For Brandom, the problem is that we have no way of even making the distinction between norms that are procedurally correct, which are instituted properly and accorded authority by the community, but which are inadequate and lacking a rational basis, and norms for which their are actually good reasons to endorse. Pippin argues that we can only make this distinction by appreciating the historical pattern in which various norms lose their grip on specific agents and come to be replaced by more adequate norms. This suggestion is plausible and intriguing but a chapter or book length focus on this topic is needed to adequately spell out its implications for Brandom's position. Pippin also notes the inadequacies of Brandom's two-ply account of perception offering a basis for a view of perception closer to McDowell's, arguing that their is no way to link the normative and the causal in Brandom's account.
Interestingly, Pippin's critique of McDowell is similar to his primary criticism of Brandom. He argues that McDowell relies upon an ahistorical conception of perception that functions as a tacit given grounding our norms. This suggests that Pippin is presenting a reading of Hegel that cuts a middle path between Brandom and McDowell. again, one can only hope that Pippin offers an extended reading of the Phenomenology of Spirit in these terms.
Critiquing Honneth, Pippin argues that a consequence of Honneth's focus on Hegel's practical philosophy and avoidance of Hegel's Logic is that "without this 'frame Honneth often seems to be depending on a variety of claims in so-called philosophical anthropology or developmental psychology, or on a reversion to claims about human nature, reformulated as claims about 'social ontology.'" In other words, Honneth is appealing to a type of given to ground his normative claims about recognition.
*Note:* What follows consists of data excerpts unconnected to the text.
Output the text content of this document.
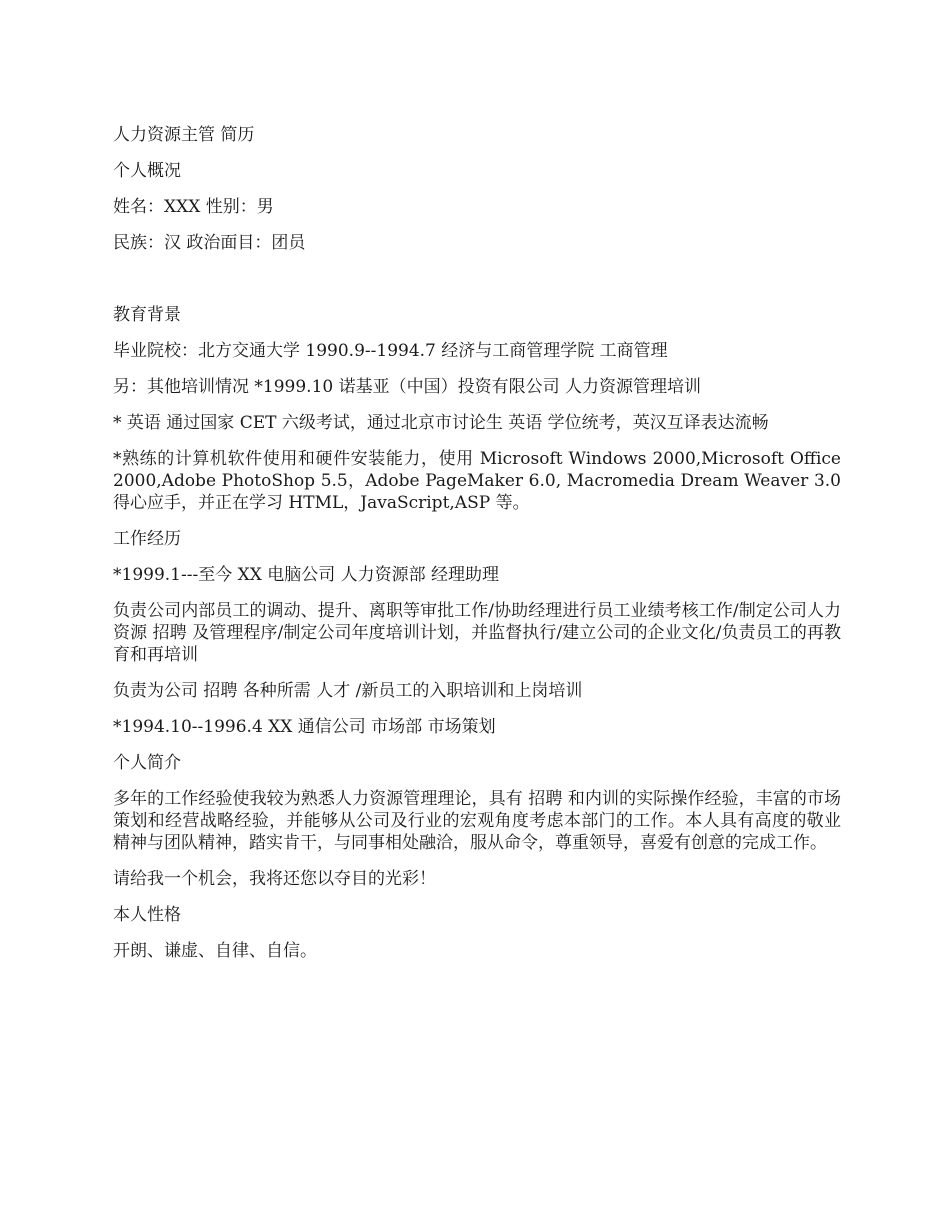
人力资源主管 简历

个人概况

姓名：XXX 性别：男

民族：汉 政治面目：团员

教育背景

毕业院校：北方交通大学 1990.9--1994.7 经济与工商管理学院 工商管理

另：其他培训情况 *1999.10 诺基亚（中国）投资有限公司 人力资源管理培训

* 英语 通过国家 CET 六级考试，通过北京市讨论生 英语 学位统考，英汉互译表达流畅

*熟练的计算机软件使用和硬件安装能力，使用 Microsoft Windows 2000,Microsoft Office 2000,Adobe PhotoShop 5.5，Adobe PageMaker 6.0, Macromedia Dream Weaver 3.0 得心应手，并正在学习 HTML，JavaScript,ASP 等。

工作经历

*1999.1---至今 XX 电脑公司 人力资源部 经理助理

负责公司内部员工的调动、提升、离职等审批工作/协助经理进行员工业绩考核工作/制定公司人力资源 招聘 及管理程序/制定公司年度培训计划，并监督执行/建立公司的企业文化/负责员工的再教育和再培训

负责为公司 招聘 各种所需 人才 /新员工的入职培训和上岗培训

*1994.10--1996.4 XX 通信公司 市场部 市场策划

个人简介

多年的工作经验使我较为熟悉人力资源管理理论，具有 招聘 和内训的实际操作经验，丰富的市场策划和经营战略经验，并能够从公司及行业的宏观角度考虑本部门的工作。本人具有高度的敬业精神与团队精神，踏实肯干，与同事相处融洽，服从命令，尊重领导，喜爱有创意的完成工作。

请给我一个机会，我将还您以夺目的光彩！

本人性格

开朗、谦虚、自律、自信。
Pippin takes it that the Logic provides an account of the development of subjectivity such that the importance of recognitive relationships as developing historically becomes apparent providing a more adequate grounding to Honneth's social theory.
A final chapter offers a critique of MacIntyre's After Virtue. Pippin's criticisms take two forms. First, he argues that MacIntyre's dichotomy between virtue and self-interest or manipulative and non-manipulative, and his account of modern morality as inherently emotivist in its use, fails to adequately appreciate the extent to which normative concepts are sufficient to make distinctions of worth in contemporary contexts. Thus, a more sympathetic appreciation of the way that ordinary persons in modernity use normative concepts would illustrate the indispensability of such concepts.
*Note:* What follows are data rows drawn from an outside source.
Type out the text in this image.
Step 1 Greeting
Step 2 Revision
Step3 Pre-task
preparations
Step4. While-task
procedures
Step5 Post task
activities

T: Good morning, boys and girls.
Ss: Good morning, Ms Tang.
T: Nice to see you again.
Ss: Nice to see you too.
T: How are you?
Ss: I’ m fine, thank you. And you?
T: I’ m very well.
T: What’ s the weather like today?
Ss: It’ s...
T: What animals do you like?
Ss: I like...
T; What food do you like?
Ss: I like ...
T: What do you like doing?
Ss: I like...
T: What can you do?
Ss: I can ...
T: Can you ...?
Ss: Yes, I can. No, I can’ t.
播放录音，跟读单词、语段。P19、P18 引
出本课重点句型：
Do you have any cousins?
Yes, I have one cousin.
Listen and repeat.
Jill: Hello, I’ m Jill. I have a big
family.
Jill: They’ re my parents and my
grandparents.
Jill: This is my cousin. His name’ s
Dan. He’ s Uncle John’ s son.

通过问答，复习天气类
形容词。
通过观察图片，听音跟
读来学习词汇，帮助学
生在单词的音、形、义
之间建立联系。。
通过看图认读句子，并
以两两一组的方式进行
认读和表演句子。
Pippin points to Hegel's Philosophy of Right as a alternative account of the way that rights, obligations, and goods may be seen to fit together in a complex but coherent fashion.
Second, Pippin argues that any return to the polis, or a form of community sufficiently like a polis will face difficulties such as Hegel identified in the Phenomenology, difficulties concerning the relationship between the abstract and the concrete, and the relationship between individual agents and the community. In other words, MacIntyrean communities can only function insofar as agents accept communal norms, as a type of given. As such, it is far from clear that MacIntyre's account of a radical deliberative politics is sustainable and able to overcome radical divisions and conflict.